Havelock House was my first home in Australia. I lived there for just over a year from January 1965 after migrating from Sweden and becoming a lecturer in philosophy at the Australian National University.
Canberra was very different back then. Coming from Sweden, I experienced various culture shocks when I arrived in Australia’s bush capital. At Canberra airport, the ‘sticky’ Australian flies were my first surprise and it didn’t end there.
In the taxi from the airport to Hotel Civic, where I stayed the first night, I looked around and couldn’t see any of the tell-tale indications of a capital city. There was one high-rise building, no traffic jams, and hardly a pedestrian in sight. So it was natural to ask reception how I could find my way to the city centre. The receptionist explained that we were actually in the city centre. Thinking that she must have misunderstood my English, I repeated my question in French—after all, this was a major hotel. She looked very puzzled indeed. Eventually, I realised to my slightly horrified amazement that this was it.
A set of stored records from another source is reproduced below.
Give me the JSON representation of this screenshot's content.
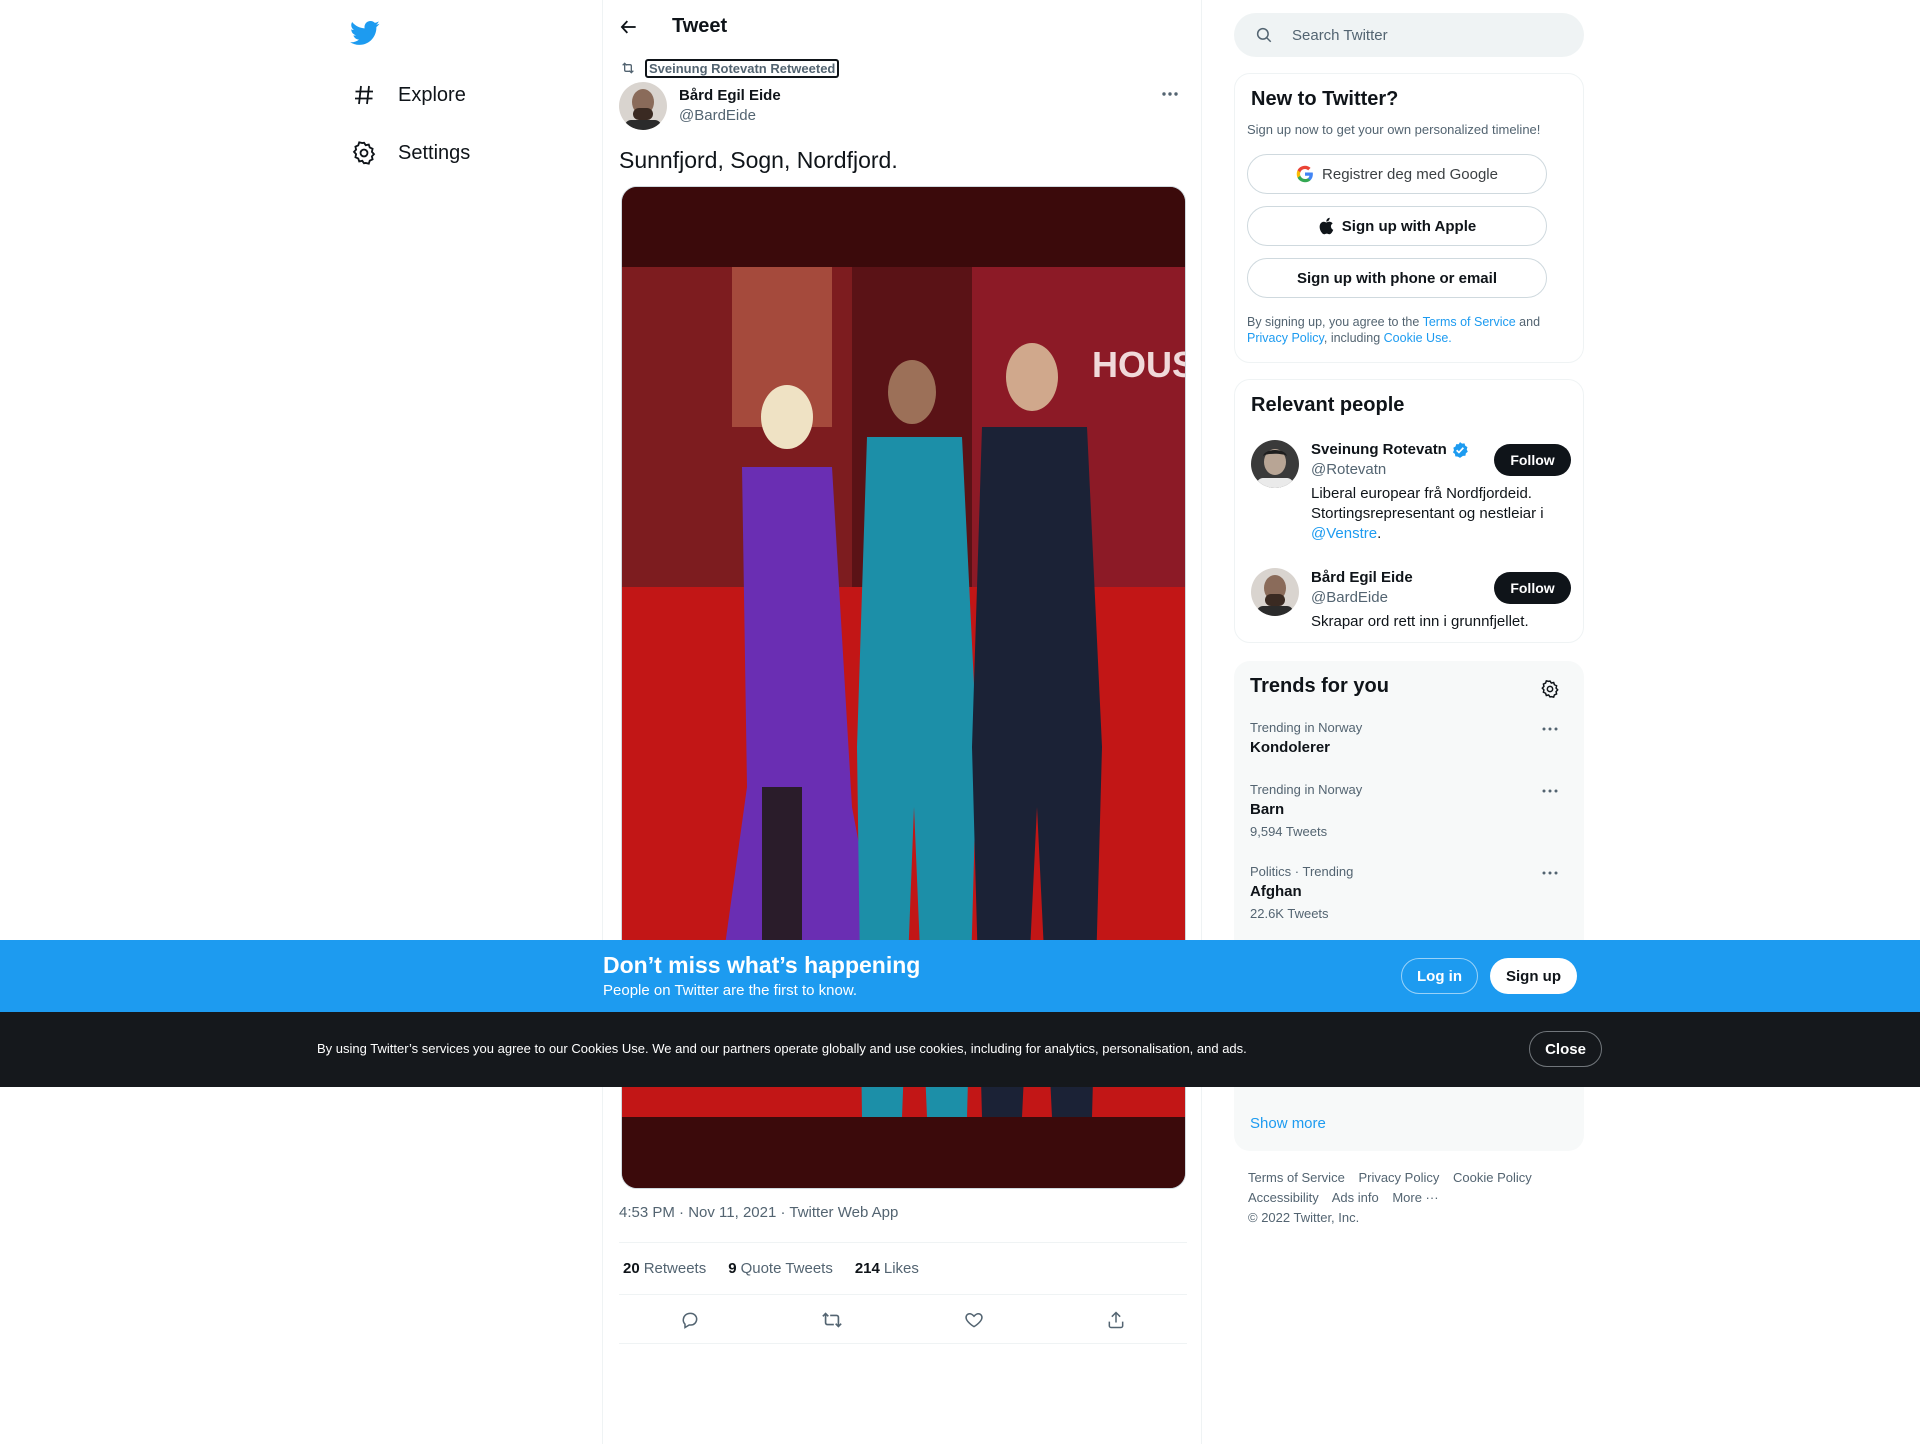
{
  "nav": {
    "logo": "twitter-bird-icon",
    "items": [
      {
        "label": "Explore",
        "icon": "hashtag-icon"
      },
      {
        "label": "Settings",
        "icon": "gear-icon"
      }
    ]
  },
  "header": {
    "title": "Tweet"
  },
  "tweet": {
    "retweeted_by": "Sveinung Rotevatn Retweeted",
    "author_name": "Bård Egil Eide",
    "author_handle": "@BardEide",
    "text": "Sunnfjord, Sogn, Nordfjord.",
    "timestamp": "4:53 PM · Nov 11, 2021 · Twitter Web App",
    "stats": [
      {
        "count": "20",
        "label": "Retweets"
      },
      {
        "count": "9",
        "label": "Quote Tweets"
      },
      {
        "count": "214",
        "label": "Likes"
      }
    ]
  },
  "search": {
    "placeholder": "Search Twitter"
  },
  "new_to_twitter": {
    "title": "New to Twitter?",
    "subtitle": "Sign up now to get your own personalized timeline!",
    "google_label": "Registrer deg med Google",
    "apple_label": "Sign up with Apple",
    "phone_label": "Sign up with phone or email",
    "legal_prefix": "By signing up, you agree to the",
    "legal_terms": "Terms of Service",
    "legal_and": "and",
    "legal_privacy": "Privacy Policy",
    "legal_including": ", including",
    "legal_cookie": "Cookie Use."
  },
  "relevant_people": {
    "title": "Relevant people",
    "people": [
      {
        "name": "Sveinung Rotevatn",
        "handle": "@Rotevatn",
        "bio": "Liberal europear frå Nordfjordeid. Stortingsrepresentant og nestleiar i",
        "bio_mention": "@Venstre",
        "bio_end": ".",
        "follow": "Follow"
      },
      {
        "name": "Bård Egil Eide",
        "handle": "@BardEide",
        "bio": "Skrapar ord rett inn i grunnfjellet.",
        "follow": "Follow"
      }
    ]
  },
  "trends": {
    "title": "Trends for you",
    "items": [
      {
        "category": "Trending in Norway",
        "name": "Kondolerer",
        "count": ""
      },
      {
        "category": "Trending in Norway",
        "name": "Barn",
        "count": "9,594 Tweets"
      },
      {
        "category": "Politics · Trending",
        "name": "Afghan",
        "count": "22.6K Tweets"
      }
    ],
    "show_more": "Show more"
  },
  "footer": {
    "links": [
      "Terms of Service",
      "Privacy Policy",
      "Cookie Policy",
      "Accessibility",
      "Ads info",
      "More ···"
    ],
    "copyright": "© 2022 Twitter, Inc."
  },
  "signup_bar": {
    "title": "Don’t miss what’s happening",
    "subtitle": "People on Twitter are the first to know.",
    "login": "Log in",
    "signup": "Sign up"
  },
  "cookie_bar": {
    "text": "By using Twitter’s services you agree to our Cookies Use. We and our partners operate globally and use cookies, including for analytics, personalisation, and ads.",
    "close": "Close"
  },
  "colors": {
    "brand": "#1d9bf0",
    "text": "#0f1419",
    "secondary": "#536471",
    "cookie_bg": "#15181c"
  }
}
I had a choice between living at University House or Havelock House, and I preferred the latter. It was less costly, and I wanted to economise so that I could pay off my Swedish Government student loan more quickly.
At the time, residents at Havelock House were mostly public servants. There were also a number of engineers from England who were posted there, most of them with their wives, and a few academics like myself.
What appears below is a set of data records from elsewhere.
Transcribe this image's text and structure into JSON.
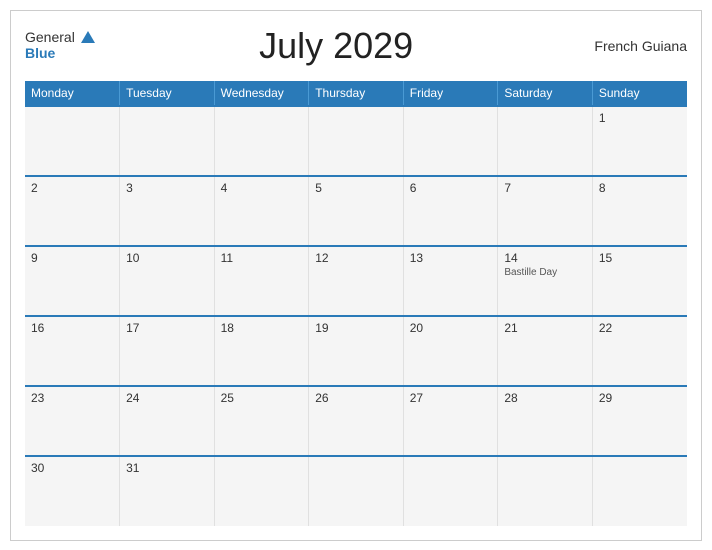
{
  "header": {
    "logo_general": "General",
    "logo_blue": "Blue",
    "title": "July 2029",
    "region": "French Guiana"
  },
  "days_of_week": [
    "Monday",
    "Tuesday",
    "Wednesday",
    "Thursday",
    "Friday",
    "Saturday",
    "Sunday"
  ],
  "weeks": [
    [
      {
        "day": "",
        "empty": true
      },
      {
        "day": "",
        "empty": true
      },
      {
        "day": "",
        "empty": true
      },
      {
        "day": "",
        "empty": true
      },
      {
        "day": "",
        "empty": true
      },
      {
        "day": "",
        "empty": true
      },
      {
        "day": "1",
        "empty": false,
        "holiday": ""
      }
    ],
    [
      {
        "day": "2",
        "empty": false,
        "holiday": ""
      },
      {
        "day": "3",
        "empty": false,
        "holiday": ""
      },
      {
        "day": "4",
        "empty": false,
        "holiday": ""
      },
      {
        "day": "5",
        "empty": false,
        "holiday": ""
      },
      {
        "day": "6",
        "empty": false,
        "holiday": ""
      },
      {
        "day": "7",
        "empty": false,
        "holiday": ""
      },
      {
        "day": "8",
        "empty": false,
        "holiday": ""
      }
    ],
    [
      {
        "day": "9",
        "empty": false,
        "holiday": ""
      },
      {
        "day": "10",
        "empty": false,
        "holiday": ""
      },
      {
        "day": "11",
        "empty": false,
        "holiday": ""
      },
      {
        "day": "12",
        "empty": false,
        "holiday": ""
      },
      {
        "day": "13",
        "empty": false,
        "holiday": ""
      },
      {
        "day": "14",
        "empty": false,
        "holiday": "Bastille Day"
      },
      {
        "day": "15",
        "empty": false,
        "holiday": ""
      }
    ],
    [
      {
        "day": "16",
        "empty": false,
        "holiday": ""
      },
      {
        "day": "17",
        "empty": false,
        "holiday": ""
      },
      {
        "day": "18",
        "empty": false,
        "holiday": ""
      },
      {
        "day": "19",
        "empty": false,
        "holiday": ""
      },
      {
        "day": "20",
        "empty": false,
        "holiday": ""
      },
      {
        "day": "21",
        "empty": false,
        "holiday": ""
      },
      {
        "day": "22",
        "empty": false,
        "holiday": ""
      }
    ],
    [
      {
        "day": "23",
        "empty": false,
        "holiday": ""
      },
      {
        "day": "24",
        "empty": false,
        "holiday": ""
      },
      {
        "day": "25",
        "empty": false,
        "holiday": ""
      },
      {
        "day": "26",
        "empty": false,
        "holiday": ""
      },
      {
        "day": "27",
        "empty": false,
        "holiday": ""
      },
      {
        "day": "28",
        "empty": false,
        "holiday": ""
      },
      {
        "day": "29",
        "empty": false,
        "holiday": ""
      }
    ],
    [
      {
        "day": "30",
        "empty": false,
        "holiday": ""
      },
      {
        "day": "31",
        "empty": false,
        "holiday": ""
      },
      {
        "day": "",
        "empty": true
      },
      {
        "day": "",
        "empty": true
      },
      {
        "day": "",
        "empty": true
      },
      {
        "day": "",
        "empty": true
      },
      {
        "day": "",
        "empty": true
      }
    ]
  ],
  "colors": {
    "header_bg": "#2a7ab8",
    "blue_accent": "#2a7ab8",
    "cell_bg": "#f5f5f5"
  }
}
I remember one ball, hosted in great style, at Havelock House. However, I didn’t do much socialising in those days as I was totally absorbed with trying to keep my head above water with the lecturing workload. But a few other occasions, surprising or intriguing for an outsider like me, spring to mind.
I used to tinkle a little on the piano in the music room. Here, I met the wife of one of the engineers; she and her husband had come from a 1½-year assignment in Rome. I asked her if she had learned any Italian during that time, to which she scoffed “why on earth would I bother to learn another language!”. Her piano playing was a bit rough too.
I became more friendly with another resident, an English woman working as a secretary and part-time student of philosophy. She wanted to talk about philosophy and music, and I badly needed conversation in English, so there was mutual benefit. Although there was no romance, our friendship continued over the years.
Every now and then, residents would crowd into one of the rooms to sing folk songs. It was all spontaneous, somebody would grab a guitar and break into song, and people from the other rooms would trickle in and join until there was a crowd. It was very pleasant and brought us together. I don’t know whether people do that sort of thing anymore but I really enjoyed it and participated more than once.
Most importantly though, I was greatly impressed by the hospitable and friendly nature of Canberrans and, more broadly, Australians. Sweden, at least in those times, was the very opposite to that. This was my main reason for staying in Australia.
My days at Havelock House are long behind me now, but it’s nice to reflect on them every now and then. I stayed at the ANU and after retirement have had a visiting status, reading, and writing, though no more teaching.